Dr. Mansour Al-Shammari stressed that some extremist groups were “trying to embrace the texts to interpret them according to what they want” and he looked forward to an integration with specialized institutions to find a proper reading of these religious texts.

Al-Shammari's comments came in a press conference on Wednesday in Riyadh, in the presence of Jehangir Khan, director of the UN Center for Counter-Terrorism (UNCCT).

Al-Shammari said that Saudi Arabia spared no effort in supporting international efforts to combat extremist ideology and terrorism, believing that they are the main enemy of the development and stability of any society.

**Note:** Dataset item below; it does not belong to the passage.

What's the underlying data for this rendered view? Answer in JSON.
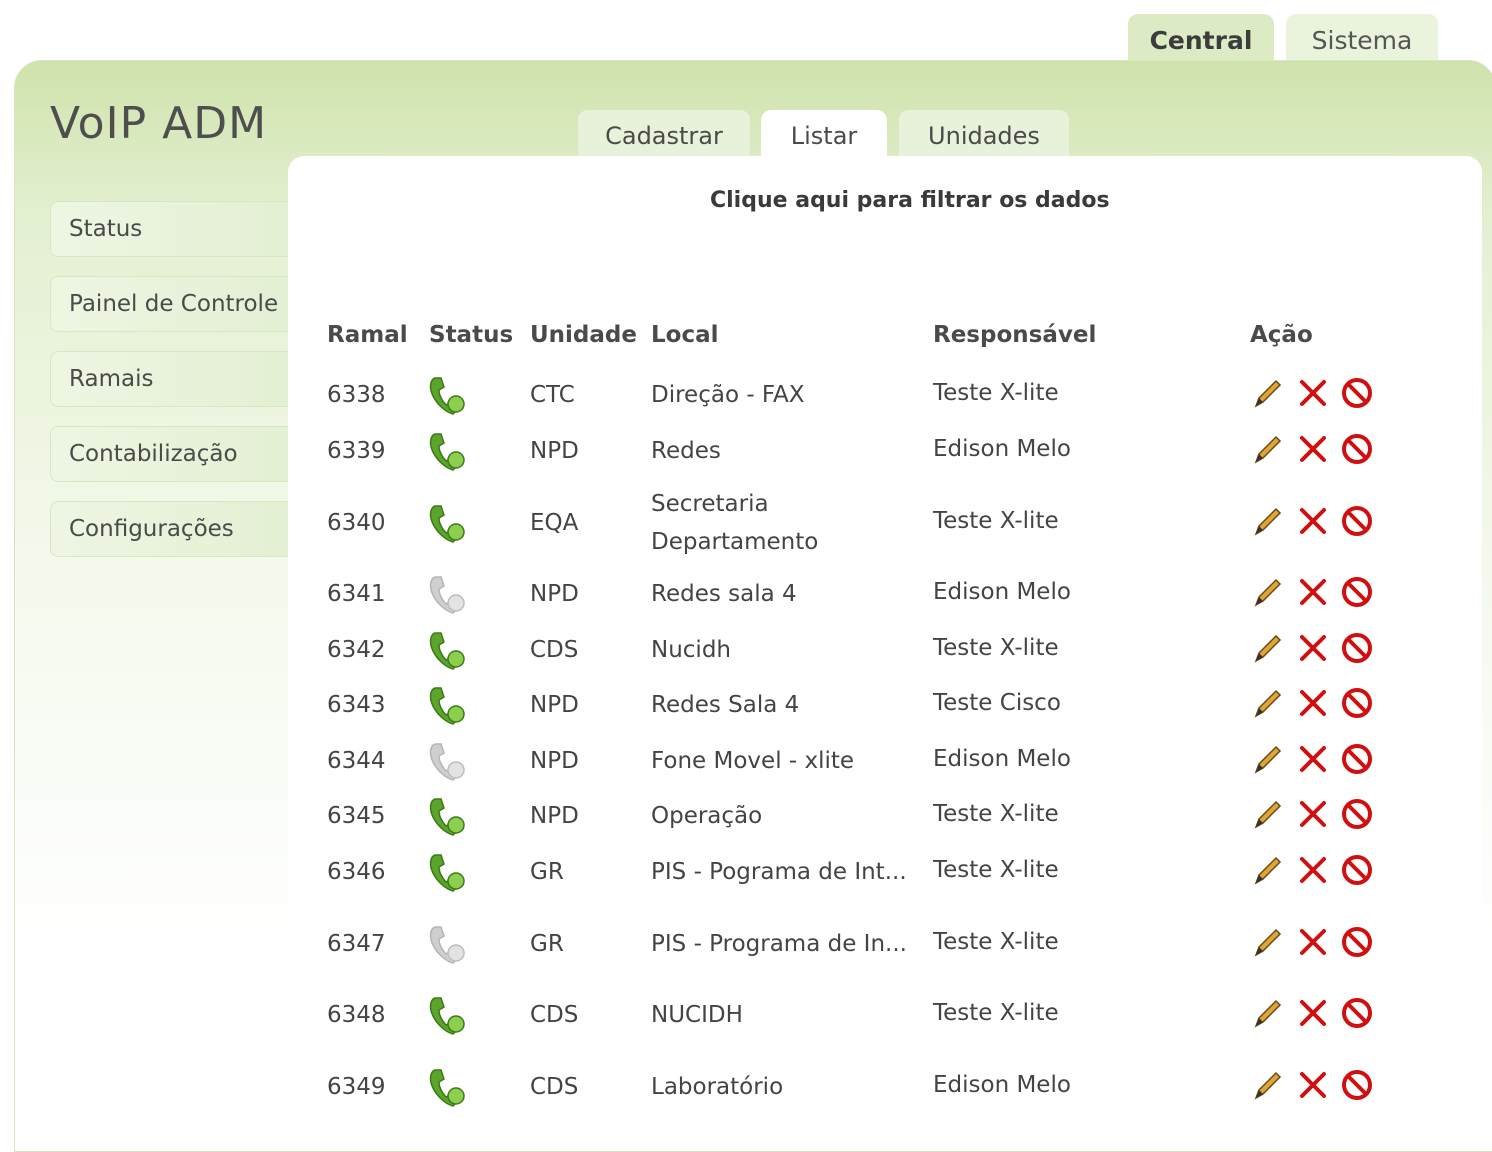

The success of development plans, he added, depended on the ability of countries to protect their capabilities and citizens from the dangers of this ideology.

HIGHLIGHT

Dr. Mansour Al-Shammari, the secretary-general of the Global Center for Combating Extremist Ideology, said that Saudi Arabia spared no effort in supporting international efforts to combat extremist ideology and terrorism, believing that they are the main enemy of the development and stability of any society.

He praised the UN’s efforts in combating terrorism, stressing Etidal’s keenness to exchange experiences to serve the common goals and strategies of Etidal and the UNCCT.

“Etidal’s and UNCCT’s partnership came after many meetings and fruitful efforts between the two parties,” said Al-Shammari, stressing that the goal was to reach projects on the ground.

He said that Etidal and UNCCT’s efforts had culminated in the signing of a joint memorandum of understanding last April. One objective was to cooperate in building international capacities to prevent violent extremism, and to combat the use of the Internet and social media platforms to spread extremist ideology and terrorist agenda.

“Etidal is working to expose the methods of extremist organizations in targeting young people, educating them about the dangers of this thought, and disproving the suspicions that the organizations exploit in their recruitment processes,” he said.

Al-Shammari added that Etidal was aware of the dangers of this way of thinking and of the organizations that employ all means to spread it, and they had developed specialized plans and strategies to refute such thought.

Additionally, Etidal had launched a number of initiatives to increase societal interaction with the center’s goals including: Moderate, refutation, research cooperation, university training and the Gather2 Initiative, which aims to raise awareness among people with hearing disabilities about the risks of extremism.

Khan praised Saudi Arabia’s cooperation with the international community in confronting extremism and protecting current and future societies and generations from its dangers, valuing the Kingdom’s efforts to cut off funding for terrorists.

He said that Etidal was a pillar of the UN’s strategy to combat terrorism, stressing that the issue of terrorism was “complicated,” and that the international community must be active and prepared to confront terrorists.

“Terrorism has no religion or homeland,” he said, noting the importance of developing anti-terror projects around the world. He warned that terrorists sought to influence young people in various forms such as video games.

 

Decoder

Etidal

Based in Riyadh, Etidal is the Global Center for Combating Extremist Ideology with a mission of fighting extremism. To do that, it seeks to identify such the root causes of such ideologies and address them using tools and technologies such as social networks and the Internet as well as other media outlets. Its membership is open to countries, organizations, or any participating entity.